基金supported by the National Science and Technology Innovation 2030 New Generation Artificial Intelligence Major Project(Grant No.2018AAA0101800)the National Natural Science Foundation of China(Grant No.72271188).
文摘With the escalating complexity in production scenarios, vast amounts of production information are retained within enterprises in the industrial domain. Probing questions of how to meticulously excavate value from complex document information and establish coherent information links arise. In this work, we present a framework for knowledge graph construction in the industrial domain, predicated on knowledge-enhanced document-level entity and relation extraction. This approach alleviates the shortage of annotated data in the industrial domain and models the interplay of industrial documents. To augment the accuracy of named entity recognition, domain-specific knowledge is incorporated into the initialization of the word embedding matrix within the bidirectional long short-term memory conditional random field (BiLSTM-CRF) framework.
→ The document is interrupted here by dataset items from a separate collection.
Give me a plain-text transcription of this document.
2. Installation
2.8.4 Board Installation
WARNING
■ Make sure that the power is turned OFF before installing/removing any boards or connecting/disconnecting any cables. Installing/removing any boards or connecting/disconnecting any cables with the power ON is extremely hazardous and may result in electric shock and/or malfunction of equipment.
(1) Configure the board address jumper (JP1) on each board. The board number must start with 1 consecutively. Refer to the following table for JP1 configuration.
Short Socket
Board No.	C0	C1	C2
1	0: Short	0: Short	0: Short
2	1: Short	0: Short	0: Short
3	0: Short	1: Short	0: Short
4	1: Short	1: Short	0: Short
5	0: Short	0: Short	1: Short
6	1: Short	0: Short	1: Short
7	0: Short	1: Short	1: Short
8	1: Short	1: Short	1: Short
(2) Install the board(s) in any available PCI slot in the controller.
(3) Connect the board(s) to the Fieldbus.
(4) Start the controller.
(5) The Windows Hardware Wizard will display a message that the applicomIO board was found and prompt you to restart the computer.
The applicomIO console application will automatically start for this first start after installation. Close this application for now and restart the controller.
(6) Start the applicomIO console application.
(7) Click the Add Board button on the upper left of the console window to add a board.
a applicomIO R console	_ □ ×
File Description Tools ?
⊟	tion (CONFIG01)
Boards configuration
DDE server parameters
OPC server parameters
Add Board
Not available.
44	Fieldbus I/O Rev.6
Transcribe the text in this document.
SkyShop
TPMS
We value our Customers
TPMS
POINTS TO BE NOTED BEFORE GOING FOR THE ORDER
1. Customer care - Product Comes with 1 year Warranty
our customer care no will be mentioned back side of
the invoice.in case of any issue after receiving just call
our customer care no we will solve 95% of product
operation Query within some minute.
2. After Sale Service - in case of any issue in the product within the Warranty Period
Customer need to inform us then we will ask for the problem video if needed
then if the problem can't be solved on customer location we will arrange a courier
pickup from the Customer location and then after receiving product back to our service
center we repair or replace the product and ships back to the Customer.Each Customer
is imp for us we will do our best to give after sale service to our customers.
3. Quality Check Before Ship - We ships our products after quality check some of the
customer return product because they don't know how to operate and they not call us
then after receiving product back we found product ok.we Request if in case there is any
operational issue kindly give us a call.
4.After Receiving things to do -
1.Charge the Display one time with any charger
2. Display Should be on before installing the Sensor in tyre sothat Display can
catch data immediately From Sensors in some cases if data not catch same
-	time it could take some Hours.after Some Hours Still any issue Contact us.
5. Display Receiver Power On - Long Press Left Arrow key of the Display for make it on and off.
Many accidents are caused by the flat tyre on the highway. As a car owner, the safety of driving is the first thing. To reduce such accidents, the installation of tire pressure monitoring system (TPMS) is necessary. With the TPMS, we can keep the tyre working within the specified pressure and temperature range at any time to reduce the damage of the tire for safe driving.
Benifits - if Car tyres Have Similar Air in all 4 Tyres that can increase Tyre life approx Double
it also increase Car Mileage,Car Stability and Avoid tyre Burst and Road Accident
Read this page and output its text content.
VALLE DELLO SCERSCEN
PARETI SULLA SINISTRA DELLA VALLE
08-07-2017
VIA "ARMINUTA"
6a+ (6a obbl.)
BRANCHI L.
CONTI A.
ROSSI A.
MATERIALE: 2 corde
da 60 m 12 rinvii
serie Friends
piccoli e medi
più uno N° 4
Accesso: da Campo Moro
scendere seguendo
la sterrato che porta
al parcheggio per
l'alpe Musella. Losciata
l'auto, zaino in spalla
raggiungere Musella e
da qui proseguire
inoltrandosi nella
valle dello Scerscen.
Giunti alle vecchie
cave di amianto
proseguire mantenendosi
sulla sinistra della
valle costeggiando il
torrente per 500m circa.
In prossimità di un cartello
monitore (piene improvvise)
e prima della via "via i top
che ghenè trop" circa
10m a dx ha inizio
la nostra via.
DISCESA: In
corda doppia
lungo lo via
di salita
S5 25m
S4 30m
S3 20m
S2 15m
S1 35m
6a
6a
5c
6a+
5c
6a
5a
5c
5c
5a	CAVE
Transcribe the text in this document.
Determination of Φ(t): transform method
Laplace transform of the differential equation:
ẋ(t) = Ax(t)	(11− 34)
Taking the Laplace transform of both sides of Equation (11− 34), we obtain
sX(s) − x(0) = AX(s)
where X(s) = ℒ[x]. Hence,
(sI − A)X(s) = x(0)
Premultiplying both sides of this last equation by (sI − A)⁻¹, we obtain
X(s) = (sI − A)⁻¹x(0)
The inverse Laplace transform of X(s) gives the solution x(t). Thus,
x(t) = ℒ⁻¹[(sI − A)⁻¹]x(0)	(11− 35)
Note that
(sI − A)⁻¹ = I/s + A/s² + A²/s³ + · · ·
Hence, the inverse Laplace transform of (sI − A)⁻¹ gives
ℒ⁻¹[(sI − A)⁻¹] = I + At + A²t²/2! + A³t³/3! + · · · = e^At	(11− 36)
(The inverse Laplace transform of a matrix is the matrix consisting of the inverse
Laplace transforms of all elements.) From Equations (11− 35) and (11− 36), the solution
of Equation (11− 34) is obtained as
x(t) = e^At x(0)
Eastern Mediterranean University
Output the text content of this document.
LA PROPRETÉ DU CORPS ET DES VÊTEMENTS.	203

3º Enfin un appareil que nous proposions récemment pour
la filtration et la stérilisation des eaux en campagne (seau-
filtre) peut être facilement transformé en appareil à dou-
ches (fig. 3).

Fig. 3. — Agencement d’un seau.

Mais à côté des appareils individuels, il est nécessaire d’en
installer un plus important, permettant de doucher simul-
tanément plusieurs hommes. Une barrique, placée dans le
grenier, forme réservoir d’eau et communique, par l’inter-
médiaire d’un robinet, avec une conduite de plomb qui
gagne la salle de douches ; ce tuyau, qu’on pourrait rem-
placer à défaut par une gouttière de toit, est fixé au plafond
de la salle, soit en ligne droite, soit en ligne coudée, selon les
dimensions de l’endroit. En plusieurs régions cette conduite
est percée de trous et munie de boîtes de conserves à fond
For relation extraction, this paper introduces the knowledge-enhanced graph inference (KEGI) network, a pioneering method designed for long paragraphs in the industrial domain. This method discerns intricate interactions among entities by constructing a document graph and innovatively integrates knowledge representation into both node construction and path inference through TransR. On the application stratum, BiLSTM-CRF and KEGI are utilized to craft a knowledge graph from a knowledge representation model and Chinese fault reports for a steel production line, specifically SPOnto and SPFRDoc. The F1 value for entity and relation extraction has been enhanced by 2% to 6%. The quality of the extracted knowledge graph complies with the requirements of real-world production environment applications. The results demonstrate that KEGI can profoundly delve into production reports, extracting a wealth of knowledge and patterns, thereby providing a comprehensive solution for production management.